Archive for the ‘Covering indexes’ tag
Relational Database Index Design and the Optimizers. By Tapio Lahdenmaki and Mike Leach, Wiley 2005. (Here’s a link to the publisher’s site).
I picked this book up on the advice of an Oracle expert, and after one of my colleagues had read it and mentioned it to me. The focus is on how to design indexes that will produce the best performance for various types of queries. It goes into quite a bit of detail on how databases execute specific types of queries, including sort-merge joins and multiple index access, and develops a generic cost model that can be used to produce a quick upper-bound estimate (QUBE) for the execution time of a query. The book focuses on DB2, Oracle, and SQL Server, but applies equally well to MySQL and PostgreSQL.† I learned a lot from this book, and will add it to my list of essential books.
There are too many myths and rules of thumb about index design. This book debunks them pretty thoroughly. It walks the reader through the process of understanding what a database does to execute a query, and how much that costs; and then what a database does to execute a data modification, and how much that costs. Given this knowledge, you can answer questions such as “what is the ideal index for each of these two queries?” and “should the queries have separate indexes, or is it better to find a compromise that will be good for both of them?” and even “how much slower will the compromise be for each query?” In many cases, the results are non-obvious, and often don’t agree with the rules of thumb you might have been taught. Generally, the book concludes, we should use indexes much more than we often do, and we should not hold irrational fears about the cost of maintaining indexes.

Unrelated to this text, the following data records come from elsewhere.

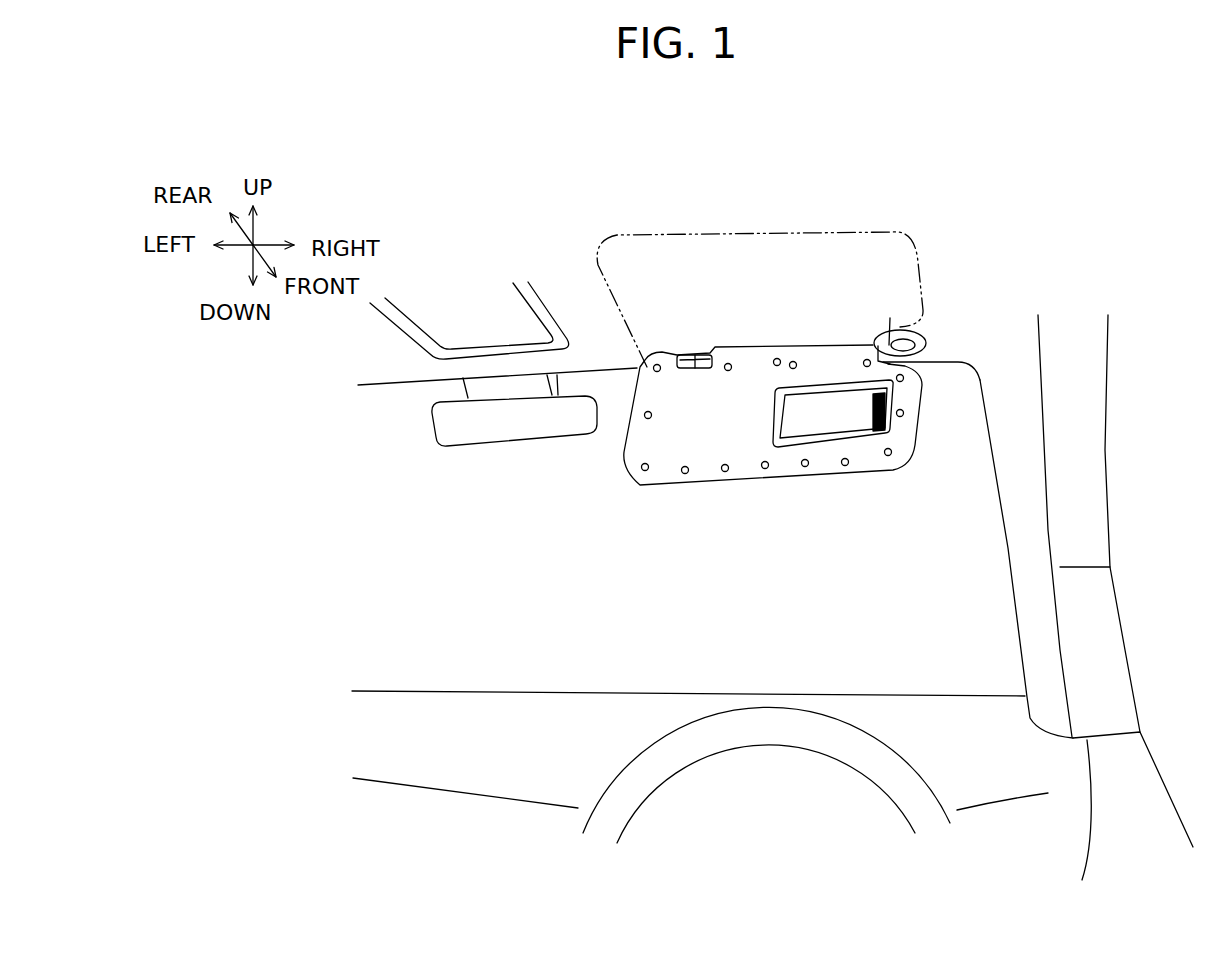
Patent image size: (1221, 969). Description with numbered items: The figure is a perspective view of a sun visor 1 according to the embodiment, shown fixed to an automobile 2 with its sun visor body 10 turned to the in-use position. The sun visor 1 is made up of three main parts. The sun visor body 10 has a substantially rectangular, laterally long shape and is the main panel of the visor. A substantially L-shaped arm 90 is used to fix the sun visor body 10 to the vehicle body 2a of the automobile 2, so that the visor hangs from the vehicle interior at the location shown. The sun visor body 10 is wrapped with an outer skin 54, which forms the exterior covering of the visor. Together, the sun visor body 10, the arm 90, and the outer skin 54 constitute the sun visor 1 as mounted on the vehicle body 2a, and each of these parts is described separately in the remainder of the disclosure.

The sun visor 1 is at (908, 190).
The sun visor body 10 is at (826, 364).
The outer skin 54 is at (748, 384).
The arm 90 is at (892, 348).
The automobile 2 is at (1003, 258).
The vehicle body 2a is at (947, 343).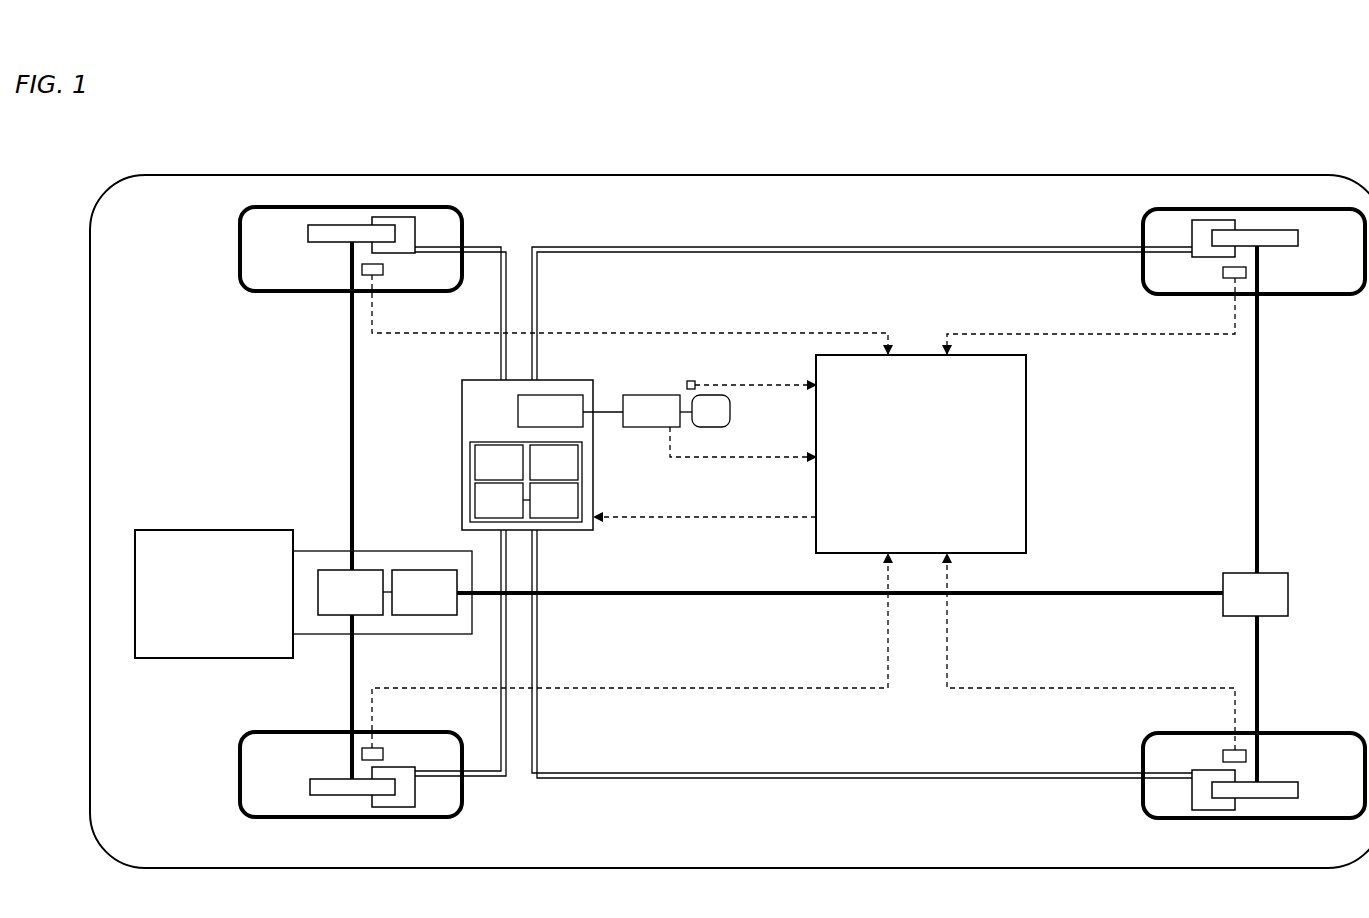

After reading this book, you’ll understand what makes an index good or bad for a query (a three-star ranking system), what makes a query possible or impossible to index ideally, the quick upper-bound estimate of execution time, the Basic Question, finding the cheapest adequate index, difficult predicates, index slices, and a host of other valuable concepts. In addition, there’s an entire chapter on a method for finding queries that are not well indexed. Some of the methods in this book are things I already had notes to implement in Maatkit tools, but others are new to me. The method of finding promising culprits is something I learned in this book, and I think it’s very valuable for a tool such as mk-query-digest with the Percona enhancements to the slow query log.
There are a few things I’ll point out so it doesn’t seem like an unqualified endorsement. One, the book is not as easy to read as it could be. The editors should have removed 99% of the places where the authors italicized or otherwise emphasized words; there’s a lot of emphasis on relatively unimportant or random words. Barely a sentence is free of italics. Second, the book was written in 2005 and today’s machines have much more memory. (This generally makes the book’s points more valid, not less valid.) Finally, the cost model is based on spinning disks, and the QUBE method needs slightly different parameters to work correctly on solid-state storage, or indeed even many modern SANs. However, that’s not a big deal — just measure your storage system’s performance, plug in the correct random versus sequential access time, and the model is still valid.
† Note that although PostgreSQL does not yet support index-only queries, which is a major focus of the book, the various cost models apply equally well. One must simply account for the cost of the table access, and not assume that the index is the only thing that’s touched by the query. In general, you’re going to need to know the internals of your database server to apply this book’s wisdom.
As you can probably guess, I’m catching up on reading my blogs. I’ve just read with interest about TokuDB’s multiple clustering indexes. It’s kind of an obvious thought, once someone has pointed it out to you. I’ve only been around products that insist there can be Only One clustered index (and then there’s ScaleDB, who say “think differently already”).
Anyway, we already know that there are quite a few database products that use clustered indexes and to avoid update overhead, require every non-clustered index to store the clustered key as the “pointer” for row lookups. Thus there are “hidden columns” which are present at the leaf nodes, but not the non-leaf nodes, of secondary indexes. Why not take that idea and run with it a little? Here’s what I mean:
create table test ( a int, b int, c int, primary key(a), key(b) plus(c) );
This would index column b, which because of the clustered primary key would contain column a at the leaf nodes; and additionally we’ve requested for it to store column c. And then we would be able to do this:
explain select c from test where b = 1\G *************************** 1. row *************************** id: 1 select_type: SIMPLE table: test type: ref possible_keys: b key: b key_len: 5 ref: const rows: 1 Extra: Using index
The “Using index” is the key to note there. (Yes, I invented that EXPLAIN result; it is not possible to get with current MySQL and current storage engines.) This strikes me as an improvement over TokuDB, which apparently says you can have all or none. Why not let people say which columns they want?